Cucina vegetale 1 h agoAggiungi ai preferiti

Una cartoccio, qualche spezia, un soffio di vaniglia: le pesche estive cuociono dolcemente nel loro succo e profumano tutta la casa.
Siamo a fine luglio, le pesche gialle traboccano dagli scaffali, profumano di albicocca calda e di miele. Quando sono così mature, la domanda non è più "cosa ne facciamo?" ma "come non trattarle con brutalità?". La mia risposta quest'estate: la papillota. Cottura dolce, forno per un quarto d'ora, il vapore dei frutti rimane intrappolato con le spezie, e alla fine si ottiene un succo sciropposo di colore ambrato. Niente burro, niente pasta, niente zucchero aggiuntivo - solo ciò che il frutto sa già fare.
Per quattro papillote (persone):
1. Preriscaldare il forno a 180 °C (calore ventilato se lo avete).
2. Preparare le pesche. Risciacquare, asciugare, tagliare a metà, togliere il nocciolo. Inutile sbucciare - la buccia diventa tenera durante la cottura e trattiene i profumi.
3. Montare le papillote. Posare una pesca intera (le due metà con la polpa verso l'alto) al centro di ogni quadrato di carta. Distribuire: una punta di vaniglia, un pizzico di cannella, un po' di cardamomo, un po' di scorza di limone. Aggiungere un filo di miele se i frutti sono poco dolci. Infilare una o due foglie di basilico accanto (aromatizzeranno il vapore).
4. Chiudere. Sollevare i quattro angoli della carta verso il centro, torcere per formare un sacchetto ben ermetico. Il vapore deve essere intrappolato: è lui che cuoce il frutto senza disseccarlo.
5. Cuocere per 12-15 minuti a seconda della maturazione delle pesche. Devono essere fondenti sotto una forchetta ma mantenere la loro forma.
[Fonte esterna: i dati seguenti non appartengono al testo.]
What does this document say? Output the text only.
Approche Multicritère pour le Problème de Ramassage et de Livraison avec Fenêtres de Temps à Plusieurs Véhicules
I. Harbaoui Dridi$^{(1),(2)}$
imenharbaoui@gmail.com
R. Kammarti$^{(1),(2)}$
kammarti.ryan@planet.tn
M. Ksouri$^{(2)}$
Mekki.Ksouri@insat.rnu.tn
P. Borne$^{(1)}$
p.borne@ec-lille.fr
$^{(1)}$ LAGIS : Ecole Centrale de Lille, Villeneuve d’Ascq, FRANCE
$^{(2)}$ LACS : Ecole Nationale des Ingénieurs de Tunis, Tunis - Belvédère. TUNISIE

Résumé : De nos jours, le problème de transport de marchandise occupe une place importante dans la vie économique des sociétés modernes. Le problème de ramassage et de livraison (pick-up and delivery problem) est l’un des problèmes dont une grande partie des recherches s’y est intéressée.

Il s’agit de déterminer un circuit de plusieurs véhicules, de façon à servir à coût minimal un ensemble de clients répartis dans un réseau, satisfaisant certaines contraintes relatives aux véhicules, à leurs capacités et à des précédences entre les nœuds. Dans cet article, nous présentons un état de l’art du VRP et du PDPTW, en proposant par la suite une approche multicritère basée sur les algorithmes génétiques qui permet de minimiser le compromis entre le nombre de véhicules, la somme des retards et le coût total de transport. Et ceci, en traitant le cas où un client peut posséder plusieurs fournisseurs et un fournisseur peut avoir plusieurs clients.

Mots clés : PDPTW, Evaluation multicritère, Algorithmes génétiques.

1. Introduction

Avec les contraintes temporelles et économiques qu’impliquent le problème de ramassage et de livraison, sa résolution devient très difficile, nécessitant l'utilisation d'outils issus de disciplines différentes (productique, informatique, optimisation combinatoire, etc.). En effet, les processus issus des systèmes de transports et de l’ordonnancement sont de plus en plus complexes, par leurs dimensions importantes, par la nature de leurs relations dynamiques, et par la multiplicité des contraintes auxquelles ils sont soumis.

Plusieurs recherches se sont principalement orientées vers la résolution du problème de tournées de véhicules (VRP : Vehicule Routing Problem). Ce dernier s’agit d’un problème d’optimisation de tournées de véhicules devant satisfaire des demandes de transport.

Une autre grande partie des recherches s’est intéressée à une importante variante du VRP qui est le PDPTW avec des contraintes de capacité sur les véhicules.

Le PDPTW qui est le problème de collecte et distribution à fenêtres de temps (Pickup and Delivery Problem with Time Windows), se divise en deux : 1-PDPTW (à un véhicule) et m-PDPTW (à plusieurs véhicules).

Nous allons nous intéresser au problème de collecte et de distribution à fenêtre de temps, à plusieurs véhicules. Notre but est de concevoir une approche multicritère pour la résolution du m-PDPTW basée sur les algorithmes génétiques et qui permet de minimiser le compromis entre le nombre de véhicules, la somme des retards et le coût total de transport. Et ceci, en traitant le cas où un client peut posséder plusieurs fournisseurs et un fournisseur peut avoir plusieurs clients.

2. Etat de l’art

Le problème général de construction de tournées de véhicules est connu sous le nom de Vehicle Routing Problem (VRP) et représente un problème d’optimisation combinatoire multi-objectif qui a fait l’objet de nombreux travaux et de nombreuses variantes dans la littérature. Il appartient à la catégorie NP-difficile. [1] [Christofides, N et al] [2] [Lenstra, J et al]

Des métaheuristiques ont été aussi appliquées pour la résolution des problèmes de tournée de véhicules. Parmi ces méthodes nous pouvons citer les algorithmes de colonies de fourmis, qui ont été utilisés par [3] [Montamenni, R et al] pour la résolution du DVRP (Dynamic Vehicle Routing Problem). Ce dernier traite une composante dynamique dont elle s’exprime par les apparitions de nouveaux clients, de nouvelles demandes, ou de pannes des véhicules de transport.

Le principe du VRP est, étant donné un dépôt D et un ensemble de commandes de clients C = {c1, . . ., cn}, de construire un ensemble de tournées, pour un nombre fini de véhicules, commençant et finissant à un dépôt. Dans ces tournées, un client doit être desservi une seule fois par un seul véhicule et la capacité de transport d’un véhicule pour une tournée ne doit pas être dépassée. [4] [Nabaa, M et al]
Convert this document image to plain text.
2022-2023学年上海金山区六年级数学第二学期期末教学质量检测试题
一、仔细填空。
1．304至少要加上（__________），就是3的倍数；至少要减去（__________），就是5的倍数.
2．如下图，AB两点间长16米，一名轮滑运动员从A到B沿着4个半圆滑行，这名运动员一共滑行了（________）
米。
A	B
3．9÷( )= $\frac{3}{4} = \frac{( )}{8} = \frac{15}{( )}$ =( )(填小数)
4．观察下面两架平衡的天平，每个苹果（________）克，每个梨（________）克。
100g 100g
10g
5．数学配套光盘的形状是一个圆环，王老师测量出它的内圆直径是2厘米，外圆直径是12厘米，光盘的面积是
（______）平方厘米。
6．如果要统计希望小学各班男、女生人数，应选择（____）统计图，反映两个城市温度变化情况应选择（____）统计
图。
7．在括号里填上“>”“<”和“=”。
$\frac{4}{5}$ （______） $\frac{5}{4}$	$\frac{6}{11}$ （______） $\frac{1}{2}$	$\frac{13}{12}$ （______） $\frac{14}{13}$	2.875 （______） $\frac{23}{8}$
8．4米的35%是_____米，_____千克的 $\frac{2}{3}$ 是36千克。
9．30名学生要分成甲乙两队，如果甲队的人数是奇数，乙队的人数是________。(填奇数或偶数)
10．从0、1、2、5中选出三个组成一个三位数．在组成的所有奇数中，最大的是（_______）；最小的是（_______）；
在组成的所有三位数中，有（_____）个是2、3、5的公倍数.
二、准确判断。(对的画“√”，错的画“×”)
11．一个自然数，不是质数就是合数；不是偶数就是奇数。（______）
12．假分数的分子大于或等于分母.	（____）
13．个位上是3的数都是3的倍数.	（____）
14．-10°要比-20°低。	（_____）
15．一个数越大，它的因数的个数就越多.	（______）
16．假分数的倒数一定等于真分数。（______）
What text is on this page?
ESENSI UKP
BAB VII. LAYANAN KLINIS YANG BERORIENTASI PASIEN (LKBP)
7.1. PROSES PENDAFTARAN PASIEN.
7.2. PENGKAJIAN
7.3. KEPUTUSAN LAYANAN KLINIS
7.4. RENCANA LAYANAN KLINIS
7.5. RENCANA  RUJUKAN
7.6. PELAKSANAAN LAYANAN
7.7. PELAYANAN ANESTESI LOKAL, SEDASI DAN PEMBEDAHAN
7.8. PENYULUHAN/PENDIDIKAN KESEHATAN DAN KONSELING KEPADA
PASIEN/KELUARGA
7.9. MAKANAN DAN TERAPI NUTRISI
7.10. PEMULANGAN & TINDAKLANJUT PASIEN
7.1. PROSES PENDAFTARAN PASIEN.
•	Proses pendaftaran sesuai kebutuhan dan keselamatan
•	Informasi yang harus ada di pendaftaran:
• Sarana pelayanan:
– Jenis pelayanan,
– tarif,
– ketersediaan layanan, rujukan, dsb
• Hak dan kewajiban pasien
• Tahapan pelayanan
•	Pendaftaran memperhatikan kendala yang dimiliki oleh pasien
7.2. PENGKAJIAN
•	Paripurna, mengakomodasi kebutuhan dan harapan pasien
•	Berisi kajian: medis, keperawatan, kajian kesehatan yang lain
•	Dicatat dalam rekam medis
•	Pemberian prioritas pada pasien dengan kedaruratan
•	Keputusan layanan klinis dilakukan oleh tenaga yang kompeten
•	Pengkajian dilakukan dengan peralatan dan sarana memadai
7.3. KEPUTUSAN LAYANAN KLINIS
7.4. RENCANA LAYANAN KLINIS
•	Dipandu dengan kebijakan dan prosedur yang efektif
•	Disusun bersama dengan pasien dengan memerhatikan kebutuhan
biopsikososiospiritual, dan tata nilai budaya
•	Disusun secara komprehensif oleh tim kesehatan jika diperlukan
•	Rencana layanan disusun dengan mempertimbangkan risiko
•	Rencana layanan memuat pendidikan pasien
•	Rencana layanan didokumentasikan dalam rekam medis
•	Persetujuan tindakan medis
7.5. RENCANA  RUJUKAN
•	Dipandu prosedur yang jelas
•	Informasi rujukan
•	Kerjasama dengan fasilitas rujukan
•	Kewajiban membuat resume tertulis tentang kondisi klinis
6. Servire. Aprire la papillote a tavola - è uno dei piaceri di questo dessert: la nuvola di vapore profumato che sale nel momento in cui si taglia la carta. Un po' di yogurt greco ben freddo sopra, un cucchiaio di sorbetto al limone, o semplicemente da solo con il suo succo.
Tre ragioni prosaiche:
Una pesca che profuma a distanza sul banco è una pesca che sarà buona. Una pesca che non profuma rimarrà piatta durante la cottura. Il naso prima degli occhi, sempre. Cercate il frutto locale, di stagione, raccolto pochi giorni prima - quello che non si potrebbe trasportare per mille chilometri. Questo dessert, umile per la sua semplicità, valorizza esattamente ciò che c'è di meglio nel frutto; non è fatto per recuperare pesche insipide.
Buona estate a tavola.
Articolo prodotto da intelligenza artificiale, riletto sotto controllo editoriale umano.